They started this week. Unsolicited emails to both work and private email addresses, suggesting all manner of things I could do for my mother for the upcoming Mother’s Day, which is later this month. They were all trying to sell something – flowers, hotel nights, spa treatments – presumably having sought me out by some kind of configured algorithm.
They made one crucial error. My mother is dead. She died last year. Whatever computer witchery sends out spam to email addresses was unaware of this one fact. I'm not in the market for Mother's Day gifts, unless it is something to place on her grave, and correct me if I'm wrong, but all the marketing I see for this particular occasion encourages spending on a gift for a recipient who is alive.
I didn’t know what I first felt when these emails began dropping into my inbox, as unwelcome as strangers trying to climb through my windows to ransack my house. Grief. More grief. The sensation of being caught unawares. Anger. Sadness. It was at base another reminder of loss. I have once now passed the anniversary of her death, and once now also passed the date of her birthday. Those are the very hard dates. Those dates will be forever in my head; the ones that made me cry when they arrived, and probably always will.
My sister reported to me, with a little embarrassment, of receiving kind messages from friends who still had their mothers
The irony is that Mother’s Day was never a thing to me. I took the view long ago that it was a prescriptive event, contrived to provoke guilt in offspring who ran the risk of forgetting to mark it, and expectation in those it was marketed at.
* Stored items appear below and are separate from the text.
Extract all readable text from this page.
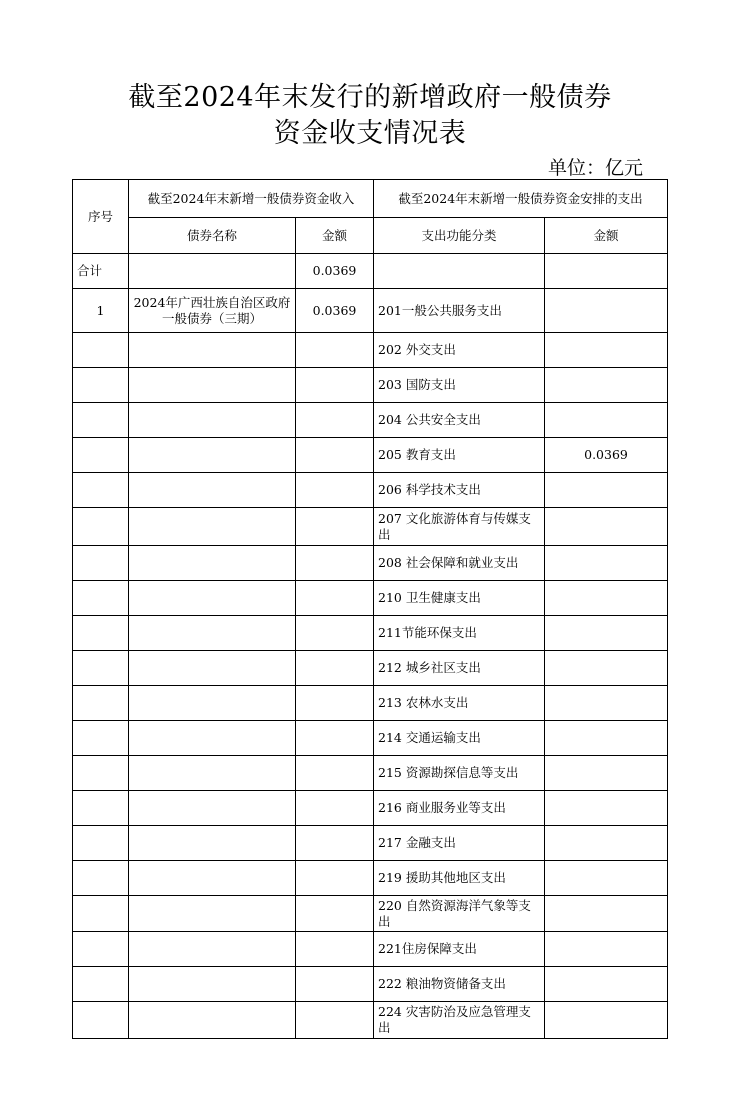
截至2024年末发行的新增政府一般债券
资金收支情况表
单位：亿元
序号	截至2024年末新增一般债券资金收入		截至2024年末新增一般债券资金安排的支出	
	债券名称	金额	支出功能分类	金额
合计		0.0369		
1	2024年广西壮族自治区政府一般债券（三期）	0.0369	201一般公共服务支出	
			202 外交支出	
			203 国防支出	
			204 公共安全支出	
			205 教育支出	0.0369
			206 科学技术支出	
			207 文化旅游体育与传媒支出	
			208 社会保障和就业支出	
			210 卫生健康支出	
			211节能环保支出	
			212 城乡社区支出	
			213 农林水支出	
			214 交通运输支出	
			215 资源勘探信息等支出	
			216 商业服务业等支出	
			217 金融支出	
			219 援助其他地区支出	
			220 自然资源海洋气象等支出	
			221住房保障支出	
			222 粮油物资储备支出	
			224 灾害防治及应急管理支出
In the same way I thoroughly dislike New Year’s Eve and how it purports to be a prescriptively landmark day when you do landmark things, I never engaged with Mother’s Day.
I didn’t need a prescribed event to celebrate the existence of my beautiful mother. She was special every day of the year to me, and I frequently marked that fact in all sorts of ways on random dates. That was just my reaction to Mother’s Day. You might have a different take on it, but that was mine.
I didn’t even notice Mother’s Day coming and going last year, when my own mother was so recently gone – flown away from us. It was only a few weeks after she had vanished for ever and we were all still in some state of shock or grief or disbelief. My sister reported to me, with a little embarrassment, of receiving kind messages from friends who still had their mothers, and who were sympathising with her. My sister had taken the same tack on the day as I had. It had never been a big deal to us.
I knew I needed to compose myself before arriving in the restaurant to meet my friend
It’s different this year, for some reason. In the week before Christmas, my friend Oonagh invited me to drinks with her mother who was visiting from out of town, and her aunt, in her aunt’s Dublin home. I know my friend of old but it was my first time meeting both her mother and the aunt she had spoken of so often. That December evening was a delightful one of chat and warmth, where I was made to feel so welcome. There were plates of canapés, and chilled wine and a candlelit room. There was laughter and banter and stories. It was both moving and bitter-sweet to observe what a lovely, relaxed relationship there was between my friend and her mother.
The three of them were clearly all so fond of each other that I found myself feeling unexpectedly bereft on departure that evening. We were going on to dinner afterwards; the three of them to one restaurant together, and me to another, to meet a friend. I left them a little before I needed to, because I knew I needed to compose myself before arriving in the restaurant to meet my friend.
My own mother had been the most charming and hospitable of hostesses, completely engaged and interested in all the friends I had brought to visit her. I missed her so deeply in every step I took on my walk to the restaurant that night. It’s the kind of evening I would have phoned her about after leaving my host’s house and told her about in detail. She would have loved hearing about it.
It hurts because she is gone; but there is true solace in the knowledge that she knew how much I loved her
All this, I am realising slowly, is the way the loss of a mother gradually nibbles into the life you must continue afterwards, without her in it. In the beginning, it was mostly shock I felt. Death is the darkest and most mysterious of all the dark arts: the person who was there my whole life was suddenly gone for ever into the ether. I know this is in the warp and weft of the fabric of all our lives, and I was luckier than many to have had my mother, in her full health, for so long.
And yet, her loss is still a loss like no other. This year, the references to Mother’s Day unexpectedly stab at something in me every time I hear it mentioned. It hurts because she is gone; but there is true solace in the knowledge that she knew how much I loved her, despite my never marking Mother’s Day in the traditional way.